Only present when the log is emitted within an active OTel span. Log lines outside of traced code paths have no trace context fields.

Implementation

The trace context injection is implemented in Logs::format() (src/libxrpl/basics/Log.cpp), guarded by #ifdef XRPL_ENABLE_TELEMETRY. It reads the current span from OTel's thread-local runtime context via opentelemetry::trace::GetSpan() and opentelemetry::context::RuntimeContext::GetCurrent(). Both calls are lock-free thread-local reads measured at <10ns per call.

Log Ingestion Pipeline

rippled debug.log -> OTel Collector filelog receiver -> regex_parser -> Loki exporter -> Grafana Loki

The OTel Collector's filelog receiver tails debug.log files and uses a regex_parser operator to extract structured fields:

Field	Type	Description
`timestamp`	datetime	Log timestamp
`partition`	string	Log partition (e.g., `LedgerMaster`, `PeerImp`)
`severity`	string	Severity code (`TRC`, `DBG`, `NFO`, `WRN`, `ERR`, `FTL`)
`trace_id`	string	32-hex trace identifier (optional)
`span_id`	string	16-hex span identifier (optional)
`message`	string	Log message body

Grafana Correlation

Bidirectional linking between logs and traces is configured via Grafana datasource provisioning:

Tempo -> Loki (tracesToLogs): Clicking "Logs for this trace" on a Tempo trace view filters Loki logs by trace_id, showing all log lines from that trace.
Loki -> Tempo (derivedFields): A regex-based derived field on the Loki datasource extracts trace_id from log lines and renders it as a clickable link to the corresponding trace in Tempo.

Loki Backend

Grafana Loki (v2.9.0) serves as the log storage backend. It receives log entries from the OTel Collector's loki exporter via the push API at http://loki:3100/loki/api/v1/push.

LogQL Query Examples

# Find all logs for a specific trace
{job="rippled"} |= "trace_id=abc123def456789012345678abcdef01"

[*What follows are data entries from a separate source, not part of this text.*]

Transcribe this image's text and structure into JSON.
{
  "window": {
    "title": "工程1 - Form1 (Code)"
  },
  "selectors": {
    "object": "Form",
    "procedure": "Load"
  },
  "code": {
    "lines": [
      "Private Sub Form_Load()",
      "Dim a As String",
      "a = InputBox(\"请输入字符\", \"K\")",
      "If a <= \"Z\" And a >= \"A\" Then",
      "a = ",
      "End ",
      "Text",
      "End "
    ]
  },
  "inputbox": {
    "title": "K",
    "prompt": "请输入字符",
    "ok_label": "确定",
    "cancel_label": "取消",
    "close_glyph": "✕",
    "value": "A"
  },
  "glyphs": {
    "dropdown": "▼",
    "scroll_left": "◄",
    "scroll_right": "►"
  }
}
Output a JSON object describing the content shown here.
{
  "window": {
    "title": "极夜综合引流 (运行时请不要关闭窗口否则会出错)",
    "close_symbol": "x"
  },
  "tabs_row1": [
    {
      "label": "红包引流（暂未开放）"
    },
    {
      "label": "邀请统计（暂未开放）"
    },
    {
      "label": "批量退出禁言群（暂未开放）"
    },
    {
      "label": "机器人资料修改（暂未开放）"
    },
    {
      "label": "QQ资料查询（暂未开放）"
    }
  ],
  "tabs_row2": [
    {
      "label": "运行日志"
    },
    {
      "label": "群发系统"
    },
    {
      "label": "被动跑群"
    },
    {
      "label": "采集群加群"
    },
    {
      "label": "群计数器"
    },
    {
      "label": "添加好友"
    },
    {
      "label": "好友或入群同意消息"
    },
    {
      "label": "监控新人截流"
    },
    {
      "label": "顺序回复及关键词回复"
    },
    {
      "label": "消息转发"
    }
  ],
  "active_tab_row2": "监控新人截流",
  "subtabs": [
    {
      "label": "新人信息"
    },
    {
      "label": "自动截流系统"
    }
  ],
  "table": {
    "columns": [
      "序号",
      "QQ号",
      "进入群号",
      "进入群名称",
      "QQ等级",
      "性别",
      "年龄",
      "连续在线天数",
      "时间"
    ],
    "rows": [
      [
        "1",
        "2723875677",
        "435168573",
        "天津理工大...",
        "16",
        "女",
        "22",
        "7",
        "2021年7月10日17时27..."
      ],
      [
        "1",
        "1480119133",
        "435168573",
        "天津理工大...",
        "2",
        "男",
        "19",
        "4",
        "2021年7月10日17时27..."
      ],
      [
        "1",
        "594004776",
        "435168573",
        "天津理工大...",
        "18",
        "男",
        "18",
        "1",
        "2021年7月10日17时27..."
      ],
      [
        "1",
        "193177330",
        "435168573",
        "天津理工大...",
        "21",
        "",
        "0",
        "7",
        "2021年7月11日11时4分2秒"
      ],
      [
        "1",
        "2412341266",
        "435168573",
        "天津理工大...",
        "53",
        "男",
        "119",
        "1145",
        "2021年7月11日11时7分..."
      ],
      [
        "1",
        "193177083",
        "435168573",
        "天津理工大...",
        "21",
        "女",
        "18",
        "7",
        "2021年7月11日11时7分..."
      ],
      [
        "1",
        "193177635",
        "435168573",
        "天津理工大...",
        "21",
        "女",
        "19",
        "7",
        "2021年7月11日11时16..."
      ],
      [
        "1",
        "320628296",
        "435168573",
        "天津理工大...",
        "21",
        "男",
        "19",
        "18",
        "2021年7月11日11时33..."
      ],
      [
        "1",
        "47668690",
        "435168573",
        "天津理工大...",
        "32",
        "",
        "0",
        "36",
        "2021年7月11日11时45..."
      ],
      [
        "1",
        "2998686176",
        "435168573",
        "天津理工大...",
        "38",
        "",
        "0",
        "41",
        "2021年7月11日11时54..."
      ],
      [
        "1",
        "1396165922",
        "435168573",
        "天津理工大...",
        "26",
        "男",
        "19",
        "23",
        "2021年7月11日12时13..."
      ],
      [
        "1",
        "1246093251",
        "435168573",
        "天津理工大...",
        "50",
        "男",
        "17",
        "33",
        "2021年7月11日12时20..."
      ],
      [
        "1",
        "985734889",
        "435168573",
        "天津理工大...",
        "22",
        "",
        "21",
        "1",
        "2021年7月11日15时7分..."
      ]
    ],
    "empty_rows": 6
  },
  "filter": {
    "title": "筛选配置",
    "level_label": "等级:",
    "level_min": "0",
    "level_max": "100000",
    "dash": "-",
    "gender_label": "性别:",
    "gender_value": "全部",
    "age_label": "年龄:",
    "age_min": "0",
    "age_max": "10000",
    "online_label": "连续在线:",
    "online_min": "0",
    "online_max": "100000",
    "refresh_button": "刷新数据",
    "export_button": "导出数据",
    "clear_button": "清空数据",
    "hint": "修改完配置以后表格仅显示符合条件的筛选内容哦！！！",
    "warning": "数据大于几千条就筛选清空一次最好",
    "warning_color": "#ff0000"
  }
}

# Error logs with trace context
{job="rippled"} |= "ERR" |= "trace_id="

# Logs from a specific partition with trace context
{job="rippled"} |= "LedgerMaster" | regexp `trace_id=(?P<trace_id>[a-f0-9]+)` | trace_id != ""

# Count traced log lines over time
count_over_time({job="rippled"} |= "trace_id=" [5m])

5b. Future: Internal Metric Gap Fill (Phase 9)

Status: Planned, not yet implemented. Plan details: 06-implementation-phases.md §6.8.2 — motivation, architecture, third-party context Task breakdown: Phase9_taskList.md — per-task implementation details

Phase 9 fills ~50+ metrics that exist inside rippled but currently lack time-series export. Uses a hybrid approach: beast::insight extensions for NodeStore I/O, OTel ObservableGauge async callbacks for new categories.

New Metric Categories

NodeStore I/O (via beast::insight)

Prometheus Metric	Type	Description
`rippled_nodestore_reads_total`	Gauge	Cumulative read operations
`rippled_nodestore_reads_hit`	Gauge	Cache-served reads
`rippled_nodestore_writes`	Gauge	Cumulative write operations
`rippled_nodestore_written_bytes`	Gauge	Cumulative bytes written
`rippled_nodestore_read_bytes`	Gauge	Cumulative bytes read
`rippled_nodestore_read_duration_us`	Gauge	Cumulative read time (microseconds)
`rippled_nodestore_write_load`	Gauge	Current write load score
`rippled_nodestore_read_queue`	Gauge	Items in read queue

Cache Hit Rates (via OTel MetricsRegistry)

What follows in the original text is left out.